ISIS Militants Surrender After Seizing Massive Shipment Of Meals Ready-To-Eat
MOSUL, Iraq — Militants of the Islamic State of Iraq and the Levant (ISIS) are surrendering en masse to the Iraqi government following the group’s seizure of thousands of meals ready-to-eat, which made the fighters largely ineffective amid cramps and diarrhea, Duffel Blog has learned.
In addition to a number of MREs seized from former U.S. military bases, ISIS fighters had received a large shipment the U.S. had air dropped in to support the Iraqi Army. As soon as they were dropped however, the soldiers of the Iraqi Army — deathly afraid of jihadists, loud noises, dogs, Saddam (still), and their own shadow — promptly fled the battlefield, allowing ISIS fighters to capture everything, sources confirmed.
“Many of us in the intelligence community were skeptical of this administration’s so called ‘support’ for the Iraqi government,” said Marvin Waltrip, an NSA analyst based at Fort Meade. “However, once Operation Red Line kicked off, the response was immediate. The terrorists began to experience what American soldiers had dealt with for almost 30 years. Stomach cramps. Uncontrollable diarrhea. And in some cases, thoughts of suicide. They didn’t stand a chance.”
Iraqi President Al-Maliki said that this victory capitalized on the previously successful deployment of 10,000 green berets to the war stricken nation.

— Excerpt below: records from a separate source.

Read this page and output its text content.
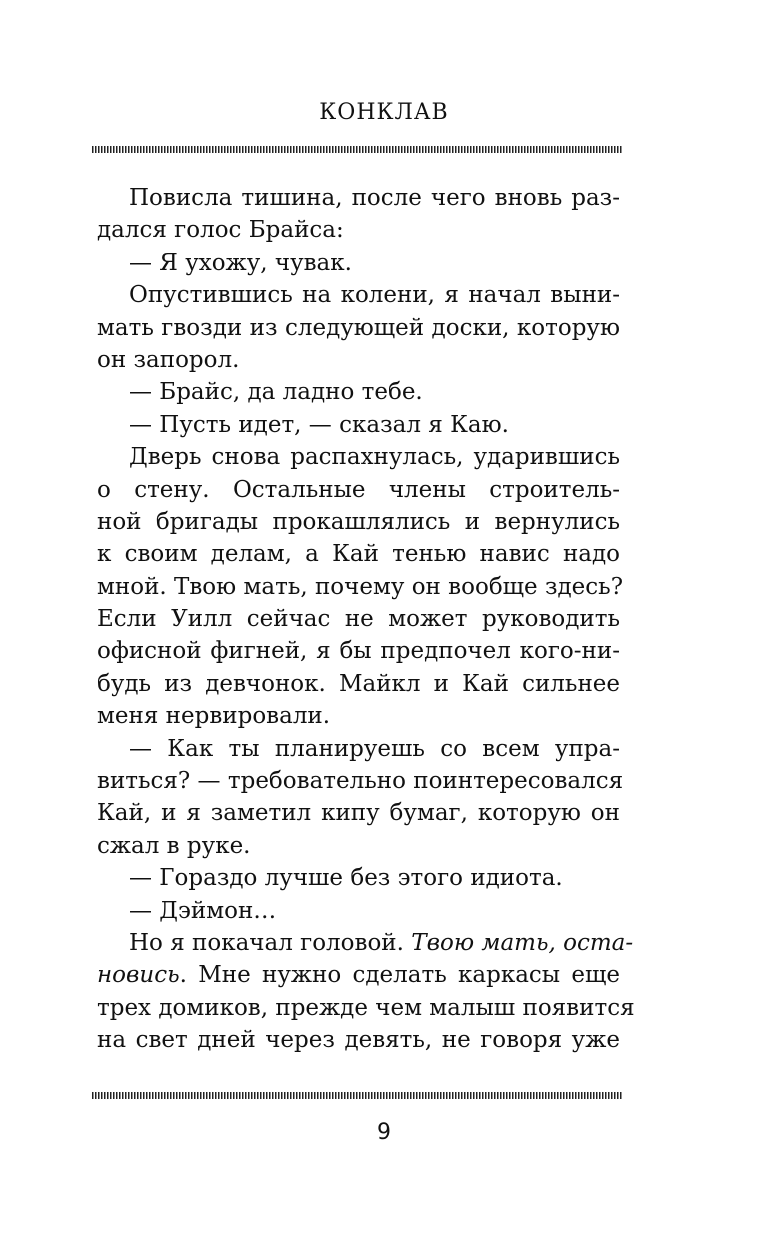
КОНКЛАВ
Повисла тишина, после чего вновь раз-
дался голос Брайса:
— Я ухожу, чувак.
Опустившись на колени, я начал выни-
мать гвозди из следующей доски, которую
он запорол.
— Брайс, да ладно тебе.
— Пусть идет, — сказал я Каю.
Дверь снова распахнулась, ударившись
о стену. Остальные члены строитель-
ной бригады прокашлялись и вернулись
к своим делам, а Кай тенью навис надо
мной. Твою мать, почему он вообще здесь?
Если Уилл сейчас не может руководить
офисной фигней, я бы предпочел кого-ни-
будь из девчонок. Майкл и Кай сильнее
меня нервировали.
— Как ты планируешь со всем упра-
виться? — требовательно поинтересовался
Кай, и я заметил кипу бумаг, которую он
сжал в руке.
— Гораздо лучше без этого идиота.
— Дэймон…
Но я покачал головой. Твою мать, оста-
новись. Мне нужно сделать каркасы еще
трех домиков, прежде чем малыш появится
на свет дней через девять, не говоря уже
9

Mohammed Al-Shwarma, a self-described Iraqi patriot and former leader of the recently disbanded 20th Iraqi Army Regiment in Tikrit, spoke with the Duffel Blog about the results. “It came as a great surprise to all of us. Victory after victory. My unit commander even convinced most of our soldiers to stop surrendering after we saw what kind of damage the MREs were doing to ISIS fighters.”
Shwarma, pausing to light a cigarette with a shaking hand, added: “Every time we would overrun another insurgent position we would find this trash all over the place.”
Ivanovich pointed to a mass of MRE boxes, heaps of human waste, and two bodies of dead ISIS fighters, with their faces contorted in excruciating agony.
“If the US government was delivering these to their enemies,” he said, holding up a meal labeled “Country Captain Chicken” in disgust, “Clearly we’ve underestimated the willpower of President Obama. Even Saddam Hussein never did anything like this.”
At press time, a fundraising email from Organizing for America had been circulating that highlighted “The Iraqi Miracle,” in addition to President Obama’s other successes, including the five Taliban leaders for an American soldier of little consequence, keeping NSA contractor Edward Snowden in Russia, and effectively preventing the Syrian government from using chemical weapons on its own citizens for the seventh time.